5Après une contribution de Julia Gros de Gasquet évoquant les traditions de jeu à la Comédie-Française, Florence Filippi propose un plan rapproché sur l’interprétation de Mlle Mars et la « gageure paradoxale » (p. 141) qui consiste à jouer le répertoire classique au début du xixe siècle sans « exciter » ni faire rire le public. Anne Pellois s’intéresse, quant à elle, au dialogue entre tradition de jeu et interprétation de l’œuvre de Molière, et à la tension entre une pratique d’acteurs ancienne, fondée sur le principe des « emplois », et les nouvelles conceptions, plus libres, du jeu scénique.
6La deuxième partie du volume ouvre la perspective d’un Molière « sur les autres scènes » : sur les boulevards, d’abord, dans l’étude finement documentée de Stéphanie Fournier. En province ensuite, à partir du cas de Tartuffe dont Maurizio Melai montre que la représentation incarne, sous la Restauration, un acte de résistance. La contribution de Renzo Guardenti et celle de Christophe Charle, qui portent respectivement sur l’Italie et l’Allemagne, permettent de mesurer l’écart entre les scènes, où le répertoire de Molière demeure relativement absent ou difficile à évaluer, et l’activité éditoriale abondante.

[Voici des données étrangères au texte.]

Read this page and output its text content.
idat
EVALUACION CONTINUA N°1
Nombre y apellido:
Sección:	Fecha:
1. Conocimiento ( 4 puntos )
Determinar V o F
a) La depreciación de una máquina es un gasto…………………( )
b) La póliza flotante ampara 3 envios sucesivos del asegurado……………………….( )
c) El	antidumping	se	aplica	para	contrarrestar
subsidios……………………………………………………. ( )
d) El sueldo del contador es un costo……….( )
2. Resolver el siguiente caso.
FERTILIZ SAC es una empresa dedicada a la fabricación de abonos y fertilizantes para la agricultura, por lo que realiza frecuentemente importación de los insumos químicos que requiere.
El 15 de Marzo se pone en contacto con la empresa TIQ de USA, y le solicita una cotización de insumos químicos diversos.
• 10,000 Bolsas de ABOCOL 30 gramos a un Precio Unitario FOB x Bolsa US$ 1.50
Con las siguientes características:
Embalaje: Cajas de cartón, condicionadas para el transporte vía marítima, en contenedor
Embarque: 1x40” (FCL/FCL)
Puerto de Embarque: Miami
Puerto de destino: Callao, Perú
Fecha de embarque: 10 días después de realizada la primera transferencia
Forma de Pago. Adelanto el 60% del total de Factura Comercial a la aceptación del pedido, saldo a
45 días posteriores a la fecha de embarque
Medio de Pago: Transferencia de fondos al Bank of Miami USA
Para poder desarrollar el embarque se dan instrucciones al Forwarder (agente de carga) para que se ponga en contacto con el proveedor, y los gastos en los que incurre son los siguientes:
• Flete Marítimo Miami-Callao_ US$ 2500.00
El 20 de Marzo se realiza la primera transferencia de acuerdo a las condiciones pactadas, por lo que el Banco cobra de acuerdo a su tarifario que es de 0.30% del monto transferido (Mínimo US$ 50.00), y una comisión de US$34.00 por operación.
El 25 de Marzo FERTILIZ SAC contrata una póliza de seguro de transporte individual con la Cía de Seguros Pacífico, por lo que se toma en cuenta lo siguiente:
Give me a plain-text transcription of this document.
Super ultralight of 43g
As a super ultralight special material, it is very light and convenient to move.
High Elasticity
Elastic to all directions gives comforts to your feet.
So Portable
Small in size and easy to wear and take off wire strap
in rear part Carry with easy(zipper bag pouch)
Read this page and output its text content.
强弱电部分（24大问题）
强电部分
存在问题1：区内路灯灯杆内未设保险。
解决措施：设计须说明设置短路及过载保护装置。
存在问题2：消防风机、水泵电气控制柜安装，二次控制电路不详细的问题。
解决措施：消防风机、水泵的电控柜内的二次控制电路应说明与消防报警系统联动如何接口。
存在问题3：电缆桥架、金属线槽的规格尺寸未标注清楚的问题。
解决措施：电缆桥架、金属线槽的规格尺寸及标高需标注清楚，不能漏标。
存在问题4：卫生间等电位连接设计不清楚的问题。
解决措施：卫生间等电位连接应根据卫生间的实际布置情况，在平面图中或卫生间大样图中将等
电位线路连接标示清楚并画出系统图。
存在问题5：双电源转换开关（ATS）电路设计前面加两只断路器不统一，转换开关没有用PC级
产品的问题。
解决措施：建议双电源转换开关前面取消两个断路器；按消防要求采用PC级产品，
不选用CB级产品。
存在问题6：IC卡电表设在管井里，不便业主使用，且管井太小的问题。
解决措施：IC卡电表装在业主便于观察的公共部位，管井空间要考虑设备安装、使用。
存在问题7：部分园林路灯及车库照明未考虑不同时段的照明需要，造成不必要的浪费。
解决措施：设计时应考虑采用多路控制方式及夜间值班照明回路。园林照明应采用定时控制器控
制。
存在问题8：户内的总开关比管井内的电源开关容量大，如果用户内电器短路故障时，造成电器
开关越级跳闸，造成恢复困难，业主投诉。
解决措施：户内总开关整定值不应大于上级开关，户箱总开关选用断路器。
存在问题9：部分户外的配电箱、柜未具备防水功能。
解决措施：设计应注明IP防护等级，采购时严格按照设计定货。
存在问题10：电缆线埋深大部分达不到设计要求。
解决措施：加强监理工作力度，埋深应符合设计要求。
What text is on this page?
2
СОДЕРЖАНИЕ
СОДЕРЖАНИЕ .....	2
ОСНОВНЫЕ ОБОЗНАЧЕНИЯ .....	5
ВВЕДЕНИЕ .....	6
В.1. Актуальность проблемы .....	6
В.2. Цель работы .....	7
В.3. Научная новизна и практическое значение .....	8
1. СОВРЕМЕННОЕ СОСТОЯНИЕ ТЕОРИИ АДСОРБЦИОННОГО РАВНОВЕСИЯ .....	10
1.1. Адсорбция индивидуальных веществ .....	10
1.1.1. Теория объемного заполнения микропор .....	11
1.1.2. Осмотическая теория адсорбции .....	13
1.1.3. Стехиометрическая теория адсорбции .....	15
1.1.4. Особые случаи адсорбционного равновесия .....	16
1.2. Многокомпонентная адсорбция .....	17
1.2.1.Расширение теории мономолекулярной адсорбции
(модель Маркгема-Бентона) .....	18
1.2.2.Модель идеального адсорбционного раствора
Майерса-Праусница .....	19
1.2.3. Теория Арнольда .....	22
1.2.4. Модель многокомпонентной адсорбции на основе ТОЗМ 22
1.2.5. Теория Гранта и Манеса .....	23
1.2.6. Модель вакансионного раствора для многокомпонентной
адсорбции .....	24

7À l’ouverture de la troisième partie, consacrée aux lectures de Molière, Georges Forestier dresse le panorama des éditions de Molière au xixe siècle jusqu’au monument des œuvres éditées par Eugène Despois et Paul Mesnard, qui fit référence pendant cent-cinquante ans. Olivia Voisin aborde les aspects iconographiques de cet héritage. En soulignant la « gêne persistante » du xixe siècle (p. 307) envers la partie farcesque du répertoire de Molière, Stéphane Zékian approfondit la question du rapport complexe que les romantiques ont pu entretenir au comique de ces pièces, ce que Marianne Bouchardon analyse également sur le plan du style. Incarnation de « l’esprit français » et du génie national, comme le montre Sylvain Ledda, Molière est aussi selon les cas, dans la critique du xixe siècle à laquelle s’intéresse Bénédicte Louvat-Molozay, saltimbanque, moraliste ou dramaturge.

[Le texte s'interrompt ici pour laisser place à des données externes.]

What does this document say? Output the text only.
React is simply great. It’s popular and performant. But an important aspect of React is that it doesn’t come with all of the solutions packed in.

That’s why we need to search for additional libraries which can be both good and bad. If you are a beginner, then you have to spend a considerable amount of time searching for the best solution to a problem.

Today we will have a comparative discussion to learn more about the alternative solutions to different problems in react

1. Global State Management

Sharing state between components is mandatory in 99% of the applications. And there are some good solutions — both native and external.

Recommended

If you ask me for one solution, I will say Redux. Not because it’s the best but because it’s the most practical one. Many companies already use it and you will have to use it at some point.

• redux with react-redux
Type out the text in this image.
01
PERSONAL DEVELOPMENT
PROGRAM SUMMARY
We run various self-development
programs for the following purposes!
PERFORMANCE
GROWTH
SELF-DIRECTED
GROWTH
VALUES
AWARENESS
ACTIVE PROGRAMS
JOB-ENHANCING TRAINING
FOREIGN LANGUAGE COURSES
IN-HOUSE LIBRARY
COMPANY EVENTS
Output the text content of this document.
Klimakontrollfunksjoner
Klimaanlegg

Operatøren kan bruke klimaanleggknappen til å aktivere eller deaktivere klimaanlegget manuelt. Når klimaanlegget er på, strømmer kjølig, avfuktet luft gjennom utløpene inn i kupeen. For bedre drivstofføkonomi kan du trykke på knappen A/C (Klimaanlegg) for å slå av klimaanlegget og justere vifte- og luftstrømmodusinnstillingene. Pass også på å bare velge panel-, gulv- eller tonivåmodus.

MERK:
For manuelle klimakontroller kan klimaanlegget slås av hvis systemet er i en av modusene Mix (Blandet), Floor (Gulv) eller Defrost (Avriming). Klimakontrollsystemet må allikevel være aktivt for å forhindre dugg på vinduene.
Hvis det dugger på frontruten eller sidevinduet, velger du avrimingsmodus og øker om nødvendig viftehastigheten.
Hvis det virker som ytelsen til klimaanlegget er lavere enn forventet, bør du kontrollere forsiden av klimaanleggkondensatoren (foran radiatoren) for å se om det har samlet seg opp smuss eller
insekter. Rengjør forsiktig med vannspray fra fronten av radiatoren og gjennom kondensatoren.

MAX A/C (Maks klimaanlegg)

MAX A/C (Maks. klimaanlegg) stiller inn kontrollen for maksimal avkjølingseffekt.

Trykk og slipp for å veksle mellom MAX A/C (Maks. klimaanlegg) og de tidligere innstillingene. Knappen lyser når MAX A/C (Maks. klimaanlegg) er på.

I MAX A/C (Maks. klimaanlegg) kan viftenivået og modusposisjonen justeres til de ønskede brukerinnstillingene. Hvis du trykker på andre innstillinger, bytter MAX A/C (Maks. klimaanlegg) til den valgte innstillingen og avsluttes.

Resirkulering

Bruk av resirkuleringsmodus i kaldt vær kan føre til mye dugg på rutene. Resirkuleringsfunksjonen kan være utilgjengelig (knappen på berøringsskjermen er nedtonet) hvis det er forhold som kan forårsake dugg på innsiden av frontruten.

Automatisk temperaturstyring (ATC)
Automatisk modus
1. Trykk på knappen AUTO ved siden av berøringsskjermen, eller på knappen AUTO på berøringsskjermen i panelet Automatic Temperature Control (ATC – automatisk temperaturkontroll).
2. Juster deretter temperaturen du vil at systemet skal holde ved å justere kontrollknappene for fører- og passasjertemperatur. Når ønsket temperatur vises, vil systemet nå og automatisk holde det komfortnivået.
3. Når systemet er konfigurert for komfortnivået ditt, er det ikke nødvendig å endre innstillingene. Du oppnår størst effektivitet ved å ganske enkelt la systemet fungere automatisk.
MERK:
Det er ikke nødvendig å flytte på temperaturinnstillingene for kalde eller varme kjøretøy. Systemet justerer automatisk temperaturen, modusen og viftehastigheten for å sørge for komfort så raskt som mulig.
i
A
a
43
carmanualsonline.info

8Dans la quatrième partie (« Molière célébré »), Élodie Bénard illustre, à partir d’une anecdote de Grimarest sur la représentation de Don Quichotte par la troupe de Molière, le passage de l’image d’un Molière farceur à celle d’un idéaliste. Jean-Claude Yon puis Léa Delourme abordent les modalités de l’hommage rendu au « grand homme » à partir du Second Empire. Enfin, Martine Jey analyse la sélection fortement idéologique opérée par l’école républicaine dans l’œuvre de Molière autour des « grandes » comédies morales (Le Misanthrope, L’Avare, Les Femmes savantes et Le Tartuffe), tandis qu’Isabelle Calleja-Roque évoque la manière dont les manuels scolaires, relayés par le cinéma, contribuent jusqu’au xxe siècle à élaborer et à diffuser une image romantique de Molière.

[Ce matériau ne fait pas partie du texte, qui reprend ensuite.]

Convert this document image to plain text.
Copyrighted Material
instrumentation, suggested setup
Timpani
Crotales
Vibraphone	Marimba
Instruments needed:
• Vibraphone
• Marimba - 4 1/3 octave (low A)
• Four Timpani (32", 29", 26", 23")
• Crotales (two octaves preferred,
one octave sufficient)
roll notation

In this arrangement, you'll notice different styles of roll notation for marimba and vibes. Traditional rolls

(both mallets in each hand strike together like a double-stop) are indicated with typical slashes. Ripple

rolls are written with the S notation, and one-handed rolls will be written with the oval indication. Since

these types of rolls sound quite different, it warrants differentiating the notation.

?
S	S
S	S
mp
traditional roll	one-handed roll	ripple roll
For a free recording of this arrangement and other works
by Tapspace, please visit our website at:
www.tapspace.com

9L’ensemble des contributions de ce riche volume révèle dans ses facettes les plus complexes l’hésitation du xixe siècle, fondatrice de nos propres clichés, entre une approche philologique, scientifique et positiviste d’un Molière républicain, et une célébration cultuelle, proche de la déification, d’un Molière artiste souffrant et mélancolique, dont la santé fragile et les déboires amoureux auraient directement inspiré l’œuvre.